The Legislature made it a priority to save services for the millions of low-income Californians who rely on Medi-Cal, including individuals who are newly unemployed and now eligible for coverage.
The agreement among key policymakers preserves adult dental benefits, Proposition 56 supplemental rate increases and the CalHealthCares program, which offers student loan repayments and practice relocation grants to dentists and physicians who commit to providing care for Medi-Cal patients. (Read "'Life-changing' grants awarded to 38 dentists committed to Medi-Cal.")
The Proposition 56 supplemental rates amount to increases of about 40% for Medi-Cal provider rates, in some cases bringing the rates to 80% of the average commercial payment. The rates apply to hundreds of dental codes.
With the COVID-19 pandemic bringing significant harm to California’s economy, the governor in May laid out a budget proposal that slashed billions of dollars in spending to tackle a massive $54 billion deficit.
In an effort to balance this year’s state budget, the proposed cuts would have impacted every aspect of state government, from Medi-Cal and oral health to education and civil service. The governor’s proposal reduced Medi-Cal adult dental benefits and eliminated other recently restored benefits such as audiology, speech therapy, optician/optical lab, podiatry, acupuncture, optometry, nurse anesthetist services, occupational and physical therapy, pharmacist services, screening and diabetes prevention program services.
Those proposed cuts would have undone the significant improvements in the Medi-Cal Dental program that dentistry has fought for over the last several years. In response, CDA quickly organized grassroots and online advocacy to oppose the cuts, and nearly 1,300 people sent over 3,800 emails and tweets and made phone calls to Gov. Newsom and state legislators stressing the importance of oral health care and the need to protect Proposition 56 funds in the Medi-Cal program.

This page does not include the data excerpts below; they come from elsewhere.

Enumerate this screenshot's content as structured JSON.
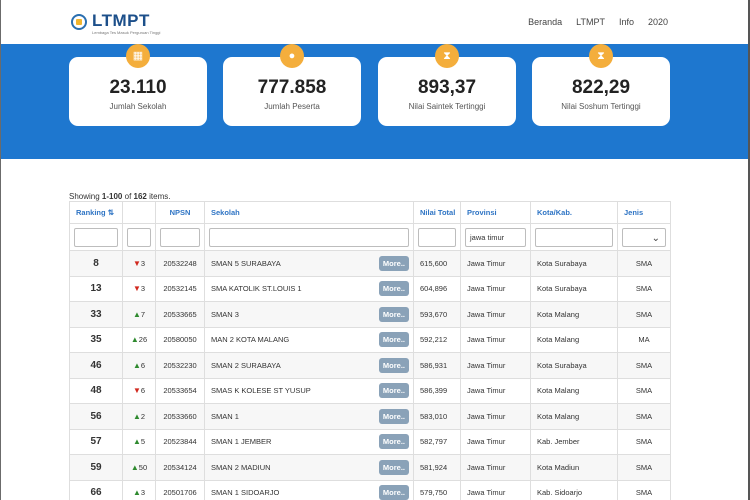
{
  "brand": {
    "name": "LTMPT",
    "tagline": "Lembaga Tes Masuk Perguruan Tinggi"
  },
  "nav": [
    "Beranda",
    "LTMPT",
    "Info",
    "2020"
  ],
  "stats": [
    {
      "value": "23.110",
      "label": "Jumlah Sekolah",
      "icon": "building-icon"
    },
    {
      "value": "777.858",
      "label": "Jumlah Peserta",
      "icon": "user-icon"
    },
    {
      "value": "893,37",
      "label": "Nilai Saintek Tertinggi",
      "icon": "trophy-icon"
    },
    {
      "value": "822,29",
      "label": "Nilai Soshum Tertinggi",
      "icon": "trophy-icon"
    }
  ],
  "summary": {
    "prefix": "Showing",
    "range": "1-100",
    "of": "of",
    "total": "162",
    "suffix": "items."
  },
  "columns": [
    "Ranking",
    "",
    "NPSN",
    "Sekolah",
    "Nilai Total",
    "Provinsi",
    "Kota/Kab.",
    "Jenis"
  ],
  "filters": {
    "provinsi": "jawa timur"
  },
  "more_label": "More..",
  "colors": {
    "hero": "#1e77cf",
    "accent": "#f4ae3c",
    "header_text": "#2e74c4",
    "up": "#2f8a2f",
    "down": "#d1281e"
  },
  "rows": [
    {
      "rank": "8",
      "dir": "down",
      "change": "3",
      "npsn": "20532248",
      "school": "SMAN 5 SURABAYA",
      "score": "615,600",
      "province": "Jawa Timur",
      "city": "Kota Surabaya",
      "type": "SMA"
    },
    {
      "rank": "13",
      "dir": "down",
      "change": "3",
      "npsn": "20532145",
      "school": "SMA KATOLIK ST.LOUIS 1",
      "score": "604,896",
      "province": "Jawa Timur",
      "city": "Kota Surabaya",
      "type": "SMA"
    },
    {
      "rank": "33",
      "dir": "up",
      "change": "7",
      "npsn": "20533665",
      "school": "SMAN 3",
      "score": "593,670",
      "province": "Jawa Timur",
      "city": "Kota Malang",
      "type": "SMA"
    },
    {
      "rank": "35",
      "dir": "up",
      "change": "26",
      "npsn": "20580050",
      "school": "MAN 2 KOTA MALANG",
      "score": "592,212",
      "province": "Jawa Timur",
      "city": "Kota Malang",
      "type": "MA"
    },
    {
      "rank": "46",
      "dir": "up",
      "change": "6",
      "npsn": "20532230",
      "school": "SMAN 2 SURABAYA",
      "score": "586,931",
      "province": "Jawa Timur",
      "city": "Kota Surabaya",
      "type": "SMA"
    },
    {
      "rank": "48",
      "dir": "down",
      "change": "6",
      "npsn": "20533654",
      "school": "SMAS K KOLESE ST YUSUP",
      "score": "586,399",
      "province": "Jawa Timur",
      "city": "Kota Malang",
      "type": "SMA"
    },
    {
      "rank": "56",
      "dir": "up",
      "change": "2",
      "npsn": "20533660",
      "school": "SMAN 1",
      "score": "583,010",
      "province": "Jawa Timur",
      "city": "Kota Malang",
      "type": "SMA"
    },
    {
      "rank": "57",
      "dir": "up",
      "change": "5",
      "npsn": "20523844",
      "school": "SMAN 1 JEMBER",
      "score": "582,797",
      "province": "Jawa Timur",
      "city": "Kab. Jember",
      "type": "SMA"
    },
    {
      "rank": "59",
      "dir": "up",
      "change": "50",
      "npsn": "20534124",
      "school": "SMAN 2 MADIUN",
      "score": "581,924",
      "province": "Jawa Timur",
      "city": "Kota Madiun",
      "type": "SMA"
    },
    {
      "rank": "66",
      "dir": "up",
      "change": "3",
      "npsn": "20501706",
      "school": "SMAN 1 SIDOARJO",
      "score": "579,750",
      "province": "Jawa Timur",
      "city": "Kab. Sidoarjo",
      "type": "SMA"
    }
  ]
}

The Legislature in early June responded with an alternate proposal that would keep California’s commitment to the most vulnerable, underserved populations. “At a time when more Californians than ever will need the Medi-Cal program, the state cannot afford to undermine the health care safety net and decimate the dental provider network,” CDA stated.
CDA applauds the Legislature and governor for agreeing on a budget that provides a reasonable approach to funding critical health care programs while also recognizing the severe fiscal crisis caused by the COVID-19 pandemic. The budget agreement announced June 22 and signed by the governor yesterday holds off devastating cuts in the Medi-Cal program, both to Proposition 56 funding and adult dental benefits.
CDA will continue to work closely with the Legislature and administration as California’s economic picture becomes clearer. Because access to oral health care in California will be critical to the overall health of many millions of Californians, CDA will keep advocating for substantial federal relief as well as a continuation of Proposition 56 provider reimbursement rates to protect dental care in the state.